Tuesdays with Morrie


Everyone has read it. I never felt the need to read it. But oh well...so I picked it up from the school library.

Hmm....I am not impressed. But something there did make me think a little, or rather made me reflect.

So Morrie is telling Mitch that he wants to be happy at the specific moment when he passes. Even when the pain is all engulfing, he wants to be able to detach himself from the moment so that his last thoughts are not those of fear and suffering.

But before this, he had shared with Mitch that we all needed to stop living in fear. As life is full of possible negative consequences, pain and suffering is then an irrevocable possibility of every action.

This then led me to think about what I had realized about the beauty of life, the irreversibility of time and the fragility of that moment when our minds were "open".
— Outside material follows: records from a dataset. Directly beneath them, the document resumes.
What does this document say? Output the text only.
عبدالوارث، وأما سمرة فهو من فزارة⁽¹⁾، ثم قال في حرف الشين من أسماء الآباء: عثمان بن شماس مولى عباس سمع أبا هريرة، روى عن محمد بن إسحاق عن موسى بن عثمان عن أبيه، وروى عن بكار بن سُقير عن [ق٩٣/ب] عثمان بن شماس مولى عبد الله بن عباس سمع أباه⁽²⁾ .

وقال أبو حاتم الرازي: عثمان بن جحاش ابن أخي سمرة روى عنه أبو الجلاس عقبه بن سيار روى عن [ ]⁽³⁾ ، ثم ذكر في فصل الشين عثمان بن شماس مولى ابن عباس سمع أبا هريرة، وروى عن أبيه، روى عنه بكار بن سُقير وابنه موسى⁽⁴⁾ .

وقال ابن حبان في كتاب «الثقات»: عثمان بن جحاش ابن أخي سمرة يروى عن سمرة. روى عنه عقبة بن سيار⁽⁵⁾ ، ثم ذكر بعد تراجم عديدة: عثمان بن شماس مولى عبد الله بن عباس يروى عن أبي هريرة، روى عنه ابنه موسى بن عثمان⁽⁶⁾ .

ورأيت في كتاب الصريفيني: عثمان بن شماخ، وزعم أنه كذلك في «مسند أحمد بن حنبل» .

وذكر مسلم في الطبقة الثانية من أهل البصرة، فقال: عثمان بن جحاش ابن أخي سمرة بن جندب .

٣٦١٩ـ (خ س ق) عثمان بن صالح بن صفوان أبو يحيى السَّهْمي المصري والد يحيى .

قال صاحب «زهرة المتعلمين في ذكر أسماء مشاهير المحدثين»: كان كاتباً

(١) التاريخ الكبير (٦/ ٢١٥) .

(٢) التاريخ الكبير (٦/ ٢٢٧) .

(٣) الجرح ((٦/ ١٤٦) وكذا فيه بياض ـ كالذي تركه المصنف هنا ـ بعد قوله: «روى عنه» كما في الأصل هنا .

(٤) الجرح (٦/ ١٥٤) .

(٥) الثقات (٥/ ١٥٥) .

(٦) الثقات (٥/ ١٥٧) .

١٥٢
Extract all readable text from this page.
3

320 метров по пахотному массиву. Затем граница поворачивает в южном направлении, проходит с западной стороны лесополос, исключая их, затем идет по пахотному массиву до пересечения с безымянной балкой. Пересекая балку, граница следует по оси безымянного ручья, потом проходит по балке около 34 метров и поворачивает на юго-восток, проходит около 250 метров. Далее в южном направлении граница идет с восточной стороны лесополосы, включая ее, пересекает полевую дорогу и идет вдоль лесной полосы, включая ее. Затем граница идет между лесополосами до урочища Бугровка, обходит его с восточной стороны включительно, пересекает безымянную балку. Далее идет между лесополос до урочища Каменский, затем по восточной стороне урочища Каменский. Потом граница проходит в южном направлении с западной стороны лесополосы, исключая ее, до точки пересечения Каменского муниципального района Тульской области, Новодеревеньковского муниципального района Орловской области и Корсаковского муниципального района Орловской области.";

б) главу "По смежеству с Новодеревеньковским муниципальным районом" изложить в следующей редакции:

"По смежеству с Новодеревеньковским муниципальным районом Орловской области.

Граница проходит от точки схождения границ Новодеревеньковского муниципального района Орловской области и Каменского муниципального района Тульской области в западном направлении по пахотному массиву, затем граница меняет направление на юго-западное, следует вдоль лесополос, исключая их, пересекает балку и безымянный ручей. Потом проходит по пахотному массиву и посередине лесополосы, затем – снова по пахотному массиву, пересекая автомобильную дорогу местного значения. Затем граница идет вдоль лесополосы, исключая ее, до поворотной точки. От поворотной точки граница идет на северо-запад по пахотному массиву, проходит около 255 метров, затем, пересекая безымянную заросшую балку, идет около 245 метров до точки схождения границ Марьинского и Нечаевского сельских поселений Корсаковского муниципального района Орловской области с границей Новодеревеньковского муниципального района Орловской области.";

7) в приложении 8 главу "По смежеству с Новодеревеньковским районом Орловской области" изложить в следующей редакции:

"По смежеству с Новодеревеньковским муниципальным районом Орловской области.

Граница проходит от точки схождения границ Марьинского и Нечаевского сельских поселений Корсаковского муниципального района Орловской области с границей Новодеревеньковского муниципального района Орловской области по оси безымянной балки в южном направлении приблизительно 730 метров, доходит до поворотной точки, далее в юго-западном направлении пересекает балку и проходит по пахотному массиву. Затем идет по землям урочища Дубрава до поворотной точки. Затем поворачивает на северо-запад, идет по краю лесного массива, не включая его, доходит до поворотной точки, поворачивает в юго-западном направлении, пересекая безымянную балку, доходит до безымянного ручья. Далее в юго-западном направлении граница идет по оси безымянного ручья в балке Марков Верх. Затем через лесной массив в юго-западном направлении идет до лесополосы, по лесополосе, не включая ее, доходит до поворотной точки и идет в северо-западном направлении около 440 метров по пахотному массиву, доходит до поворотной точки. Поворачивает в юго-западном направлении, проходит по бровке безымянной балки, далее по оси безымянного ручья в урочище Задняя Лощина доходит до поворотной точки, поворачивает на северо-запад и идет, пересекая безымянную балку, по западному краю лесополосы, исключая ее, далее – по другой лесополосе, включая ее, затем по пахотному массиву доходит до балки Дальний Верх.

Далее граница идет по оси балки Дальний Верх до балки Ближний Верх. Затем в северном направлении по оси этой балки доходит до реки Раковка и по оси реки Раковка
But then, to be able to achieve detachment as Buddha preaches, I don't know.

Normally my entries are very impersonal and objective, but for once, I am going to break out of my shell and share a bit of my personal feelings. Because it is the "mortal", "ego" side of me that is holding me back from the ability to love fully and in turn to be able to free myself (detach fully).

We can consider any kind of pain. As I had theorized before, since I now understood the beauty of real man and moral reality and moral truth, I also stated that it is entirely impossible to live based on my understandings of the moral truth since we have to function in the world of social reality which is still very real.

What is holding me back? Pain. More specifically, my fear of pain and suffering. Which is human, I guess. To truly be unafraid, we have to look it in the face and live in the moment. We have to live with our emotions on our sleeves consistently.

But of course, the problem here is that (merging with Eugene's theory), not all of us are playing at the same game level. We are not all playing at the level of the moral game, most probably the other is playing at the level of the "ego" game.

I think this is what perpetuates our fear of pain and suffering, thus we will never be able to experience fully what love is (for example) and then since we can never fully grasp what it is to love (unless we surrender fully to the experience and allow our minds to be open to it), then we can never detach ourselves from what we do not understand.

Of course, to bridge this gap and incongruity in playing levels, "free agents" are then necessary.

So yet again, I realised the vast spiritual, philosophical and mental challenge that Buddha was able to overcome as he loved fully and in turn could detach himself fully.